Credits go to this video. The rest is my note.

DLT has no solution when all the world coords are on the same plane, while Zhang's method is for this case.

Given \( M = 4 \) or more pairs of world coord \( \boldsymbol{X_i} \) and image coord \( \boldsymbol{x_i} \), all on plane \( Z = 0 \), and from \( N = 3 \) or more viewing positions, figure out intrinsic parameter \( \boldsymbol{K} \), Rotation matrix \( \boldsymbol{R} \), and projection center \( \boldsymbol{X_0} \).

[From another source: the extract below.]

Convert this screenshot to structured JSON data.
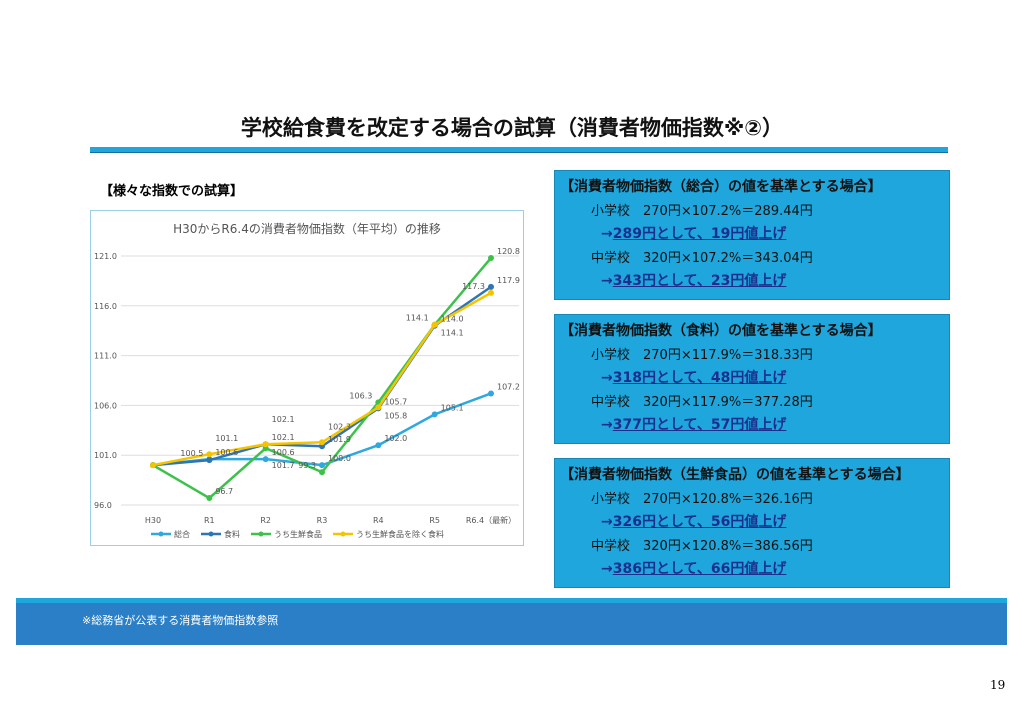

\begin{equation} \left[ \begin{array} {c} x \\ y \\ 1 \end{array} \right] = \boldsymbol{H} \left[ \begin{array} {c} X \\ Y \\ 1 \end{array} \right] = \boldsymbol{K} \left[ \begin{array} {ccc} \boldsymbol{r_1}, \boldsymbol{r_2}, \boldsymbol{t} \end{array} \right] \left[ \begin{array} {c} X \\ Y \\ 1 \end{array} \right] \end{equation}

where \( \boldsymbol{r_3}=\boldsymbol{r_1} \times \boldsymbol{r_2} \) and \( \boldsymbol{t}=-\boldsymbol{RX_0} \).

\( \boldsymbol{H} \) is a \( 3 \times 3 \) heterogeneous homography matrix with 8 dof. Follow SVD approach in DLT, all elements in \( \boldsymbol{H} \) can be figured out from 4 or more pairs of points.

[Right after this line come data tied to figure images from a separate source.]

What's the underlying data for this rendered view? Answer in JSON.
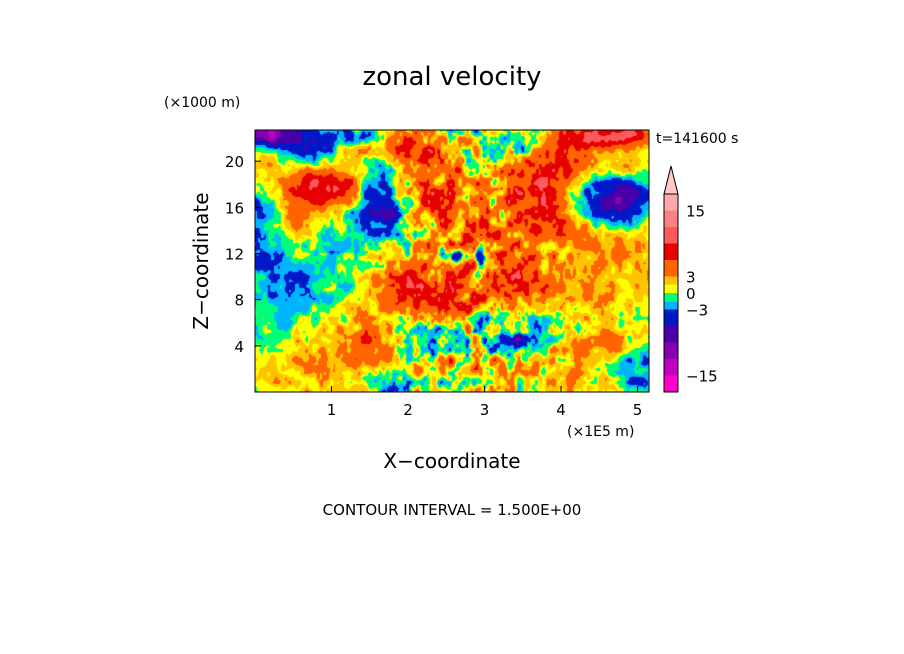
{
  "chart_data": {
    "type": "heatmap",
    "title": "zonal velocity",
    "xlabel": "X−coordinate",
    "ylabel": "Z−coordinate",
    "x_multiplier": "(×1E5 m)",
    "y_multiplier": "(×1000 m)",
    "xlim": [
      0,
      5.15
    ],
    "ylim": [
      0,
      22.7
    ],
    "x_ticks": [
      "1",
      "2",
      "3",
      "4",
      "5"
    ],
    "x_tick_values": [
      1,
      2,
      3,
      4,
      5
    ],
    "y_ticks": [
      "4",
      "8",
      "12",
      "16",
      "20"
    ],
    "y_tick_values": [
      4,
      8,
      12,
      16,
      20
    ],
    "time_label": "t=141600 s",
    "footer": "CONTOUR INTERVAL = 1.500E+00",
    "contour_interval": 1.5,
    "colorbar": {
      "ticks": [
        "15",
        "3",
        "0",
        "−3",
        "−15"
      ],
      "tick_values": [
        15,
        3,
        0,
        -3,
        -15
      ],
      "levels": [
        {
          "min": -18,
          "max": -15,
          "color": "#ff00c8"
        },
        {
          "min": -15,
          "max": -12,
          "color": "#c000c0"
        },
        {
          "min": -12,
          "max": -9,
          "color": "#8a00b0"
        },
        {
          "min": -9,
          "max": -6,
          "color": "#4a00a8"
        },
        {
          "min": -6,
          "max": -3,
          "color": "#0018c8"
        },
        {
          "min": -3,
          "max": -1.5,
          "color": "#00b4ff"
        },
        {
          "min": -1.5,
          "max": 0,
          "color": "#00ff78"
        },
        {
          "min": 0,
          "max": 1.5,
          "color": "#ffff00"
        },
        {
          "min": 1.5,
          "max": 3,
          "color": "#ffc400"
        },
        {
          "min": 3,
          "max": 6,
          "color": "#ff6400"
        },
        {
          "min": 6,
          "max": 9,
          "color": "#e60000"
        },
        {
          "min": 9,
          "max": 12,
          "color": "#ff5a5a"
        },
        {
          "min": 12,
          "max": 15,
          "color": "#ff8282"
        },
        {
          "min": 15,
          "max": 18,
          "color": "#ffaaaa"
        },
        {
          "min": 18,
          "max": 21,
          "color": "#ffc8c8"
        }
      ]
    },
    "field_features": {
      "background": 0.6,
      "blobs": [
        {
          "x": 0.1,
          "z": 20.5,
          "sx": 0.35,
          "sz": 2.0,
          "a": 7
        },
        {
          "x": 0.55,
          "z": 21.2,
          "sx": 0.45,
          "sz": 1.6,
          "a": -8
        },
        {
          "x": 0.15,
          "z": 22.5,
          "sx": 0.2,
          "sz": 0.8,
          "a": -12
        },
        {
          "x": 1.0,
          "z": 17.8,
          "sx": 0.4,
          "sz": 1.2,
          "a": 8
        },
        {
          "x": 0.1,
          "z": 15.0,
          "sx": 0.25,
          "sz": 2.4,
          "a": -8
        },
        {
          "x": 0.4,
          "z": 14.5,
          "sx": 0.3,
          "sz": 1.5,
          "a": 4
        },
        {
          "x": 0.35,
          "z": 9.5,
          "sx": 0.45,
          "sz": 2.8,
          "a": -2.6
        },
        {
          "x": 1.55,
          "z": 17.5,
          "sx": 0.2,
          "sz": 2.0,
          "a": -7
        },
        {
          "x": 1.85,
          "z": 15.0,
          "sx": 0.25,
          "sz": 1.3,
          "a": -3
        },
        {
          "x": 1.8,
          "z": 21.5,
          "sx": 0.4,
          "sz": 1.2,
          "a": 6
        },
        {
          "x": 1.45,
          "z": 22.3,
          "sx": 0.35,
          "sz": 0.7,
          "a": -6
        },
        {
          "x": 2.3,
          "z": 17.0,
          "sx": 0.35,
          "sz": 2.0,
          "a": 6
        },
        {
          "x": 2.5,
          "z": 20.8,
          "sx": 0.3,
          "sz": 1.6,
          "a": 4
        },
        {
          "x": 2.6,
          "z": 11.8,
          "sx": 0.08,
          "sz": 0.5,
          "a": -8
        },
        {
          "x": 2.95,
          "z": 11.5,
          "sx": 0.05,
          "sz": 1.1,
          "a": -9
        },
        {
          "x": 2.0,
          "z": 9.3,
          "sx": 0.35,
          "sz": 1.2,
          "a": 5
        },
        {
          "x": 3.3,
          "z": 10.5,
          "sx": 0.45,
          "sz": 2.4,
          "a": 5
        },
        {
          "x": 2.6,
          "z": 7.5,
          "sx": 0.4,
          "sz": 1.5,
          "a": 4
        },
        {
          "x": 3.2,
          "z": 6.5,
          "sx": 0.35,
          "sz": 1.0,
          "a": -3
        },
        {
          "x": 1.55,
          "z": 4.0,
          "sx": 0.35,
          "sz": 1.6,
          "a": 4
        },
        {
          "x": 2.05,
          "z": 4.0,
          "sx": 0.3,
          "sz": 1.2,
          "a": -3
        },
        {
          "x": 1.7,
          "z": 1.2,
          "sx": 0.2,
          "sz": 1.3,
          "a": -3
        },
        {
          "x": 2.5,
          "z": 2.2,
          "sx": 0.4,
          "sz": 1.0,
          "a": 3.5
        },
        {
          "x": 0.4,
          "z": 3.5,
          "sx": 0.5,
          "sz": 1.4,
          "a": 1.5
        },
        {
          "x": 3.35,
          "z": 4.2,
          "sx": 0.2,
          "sz": 0.7,
          "a": -6
        },
        {
          "x": 3.7,
          "z": 17.5,
          "sx": 0.3,
          "sz": 2.0,
          "a": 6
        },
        {
          "x": 3.55,
          "z": 21.0,
          "sx": 0.35,
          "sz": 1.2,
          "a": -3
        },
        {
          "x": 4.05,
          "z": 14.5,
          "sx": 0.3,
          "sz": 1.3,
          "a": 5
        },
        {
          "x": 4.05,
          "z": 20.0,
          "sx": 0.3,
          "sz": 1.2,
          "a": 5
        },
        {
          "x": 4.75,
          "z": 16.8,
          "sx": 0.35,
          "sz": 1.5,
          "a": -7
        },
        {
          "x": 4.35,
          "z": 22.0,
          "sx": 0.35,
          "sz": 0.7,
          "a": 4
        },
        {
          "x": 4.9,
          "z": 22.3,
          "sx": 0.3,
          "sz": 0.7,
          "a": 9
        },
        {
          "x": 4.85,
          "z": 19.5,
          "sx": 0.25,
          "sz": 1.2,
          "a": 4
        },
        {
          "x": 4.6,
          "z": 12.5,
          "sx": 0.3,
          "sz": 1.2,
          "a": 2.5
        },
        {
          "x": 4.0,
          "z": 9.0,
          "sx": 0.45,
          "sz": 2.0,
          "a": 2.5
        },
        {
          "x": 3.95,
          "z": 6.0,
          "sx": 0.3,
          "sz": 1.0,
          "a": -2.5
        },
        {
          "x": 5.0,
          "z": 2.0,
          "sx": 0.25,
          "sz": 1.6,
          "a": -3
        },
        {
          "x": 4.6,
          "z": 4.0,
          "sx": 0.3,
          "sz": 1.0,
          "a": 3
        },
        {
          "x": 0.9,
          "z": 1.5,
          "sx": 0.45,
          "sz": 1.2,
          "a": 1.0
        },
        {
          "x": 4.3,
          "z": 1.0,
          "sx": 0.4,
          "sz": 1.0,
          "a": 2.0
        }
      ]
    }
  }
}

However, after that, we cannot use the QR decomposition trick because \( \left[ \begin{array} {ccc} \boldsymbol{r_1}, \boldsymbol{r_2}, \boldsymbol{t} \end{array} \right] \) is not an orthogonal matrix. And this is why we need 3 or more viewing positions to figure out \( \boldsymbol{K} \).

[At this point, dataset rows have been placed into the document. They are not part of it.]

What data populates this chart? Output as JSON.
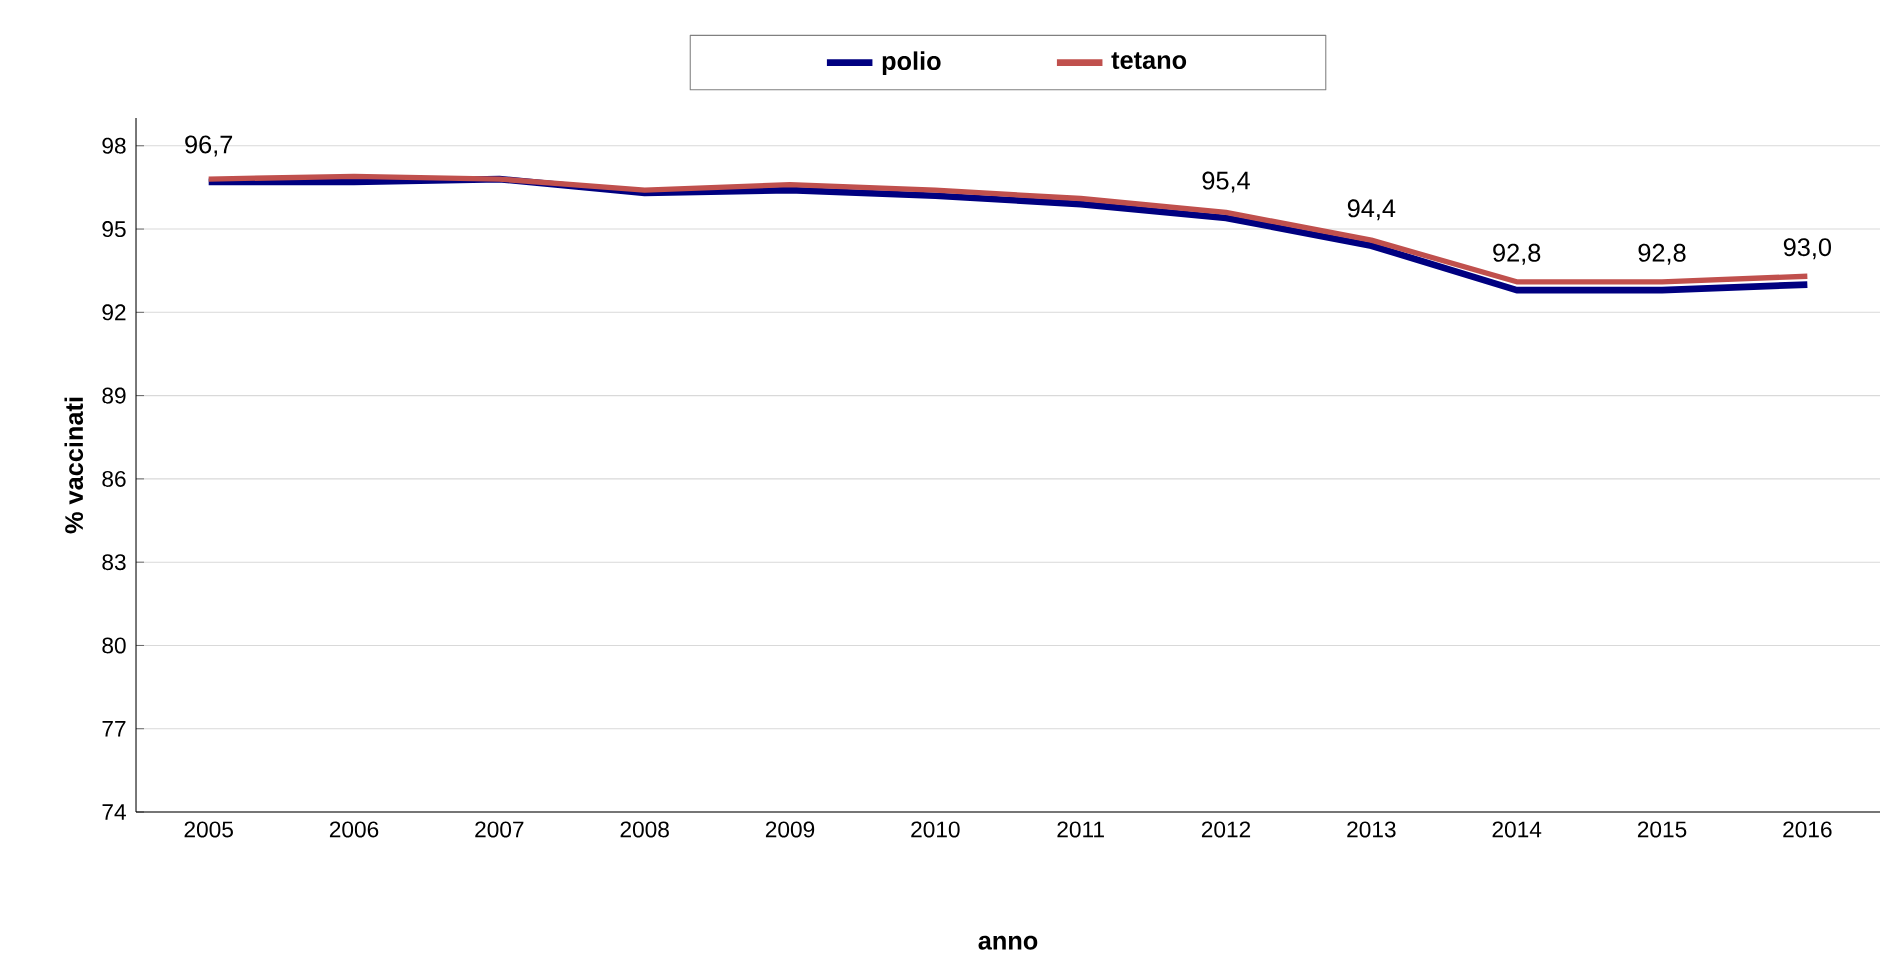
{
  "chart_data": {
    "type": "line",
    "xlabel": "anno",
    "ylabel": "% vaccinati",
    "categories": [
      "2005",
      "2006",
      "2007",
      "2008",
      "2009",
      "2010",
      "2011",
      "2012",
      "2013",
      "2014",
      "2015",
      "2016"
    ],
    "series": [
      {
        "name": "polio",
        "color": "#000080",
        "values": [
          96.7,
          96.7,
          96.8,
          96.3,
          96.4,
          96.2,
          95.9,
          95.4,
          94.4,
          92.8,
          92.8,
          93.0
        ],
        "value_labels": [
          "96,7",
          null,
          null,
          null,
          null,
          null,
          null,
          "95,4",
          "94,4",
          "92,8",
          "92,8",
          "93,0"
        ]
      },
      {
        "name": "tetano",
        "color": "#c0504d",
        "values": [
          96.8,
          96.9,
          96.8,
          96.4,
          96.6,
          96.4,
          96.1,
          95.6,
          94.6,
          93.1,
          93.1,
          93.3
        ]
      }
    ],
    "ylim": [
      74,
      99
    ],
    "yticks": [
      74,
      77,
      80,
      83,
      86,
      89,
      92,
      95,
      98
    ],
    "grid": "y",
    "legend": "top",
    "marker": "none",
    "line_style": "solid"
  }
}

\begin{equation} \boldsymbol{r_i} = \boldsymbol{K}^{-1}\boldsymbol{h_i} \\ \boldsymbol{r_1}^T\boldsymbol{r_2} = 0 \\ \vert\vert\boldsymbol{r_1}\vert\vert-\vert\vert\boldsymbol{r_2}\vert\vert = 0 \end{equation}

If we plug the first equation into the next two, we have only 6 unknowns on the upper diagonal of matrix \( \boldsymbol{B=K^{-T}K^{-1}} \). After this, we can do a Cholesky decomposition to get \( \boldsymbol{K} \). For each viewing position, we get 6 unknowns in linear 2 linear equations. This is why we need to stack 3 of these and use SVD to solve the unknowns.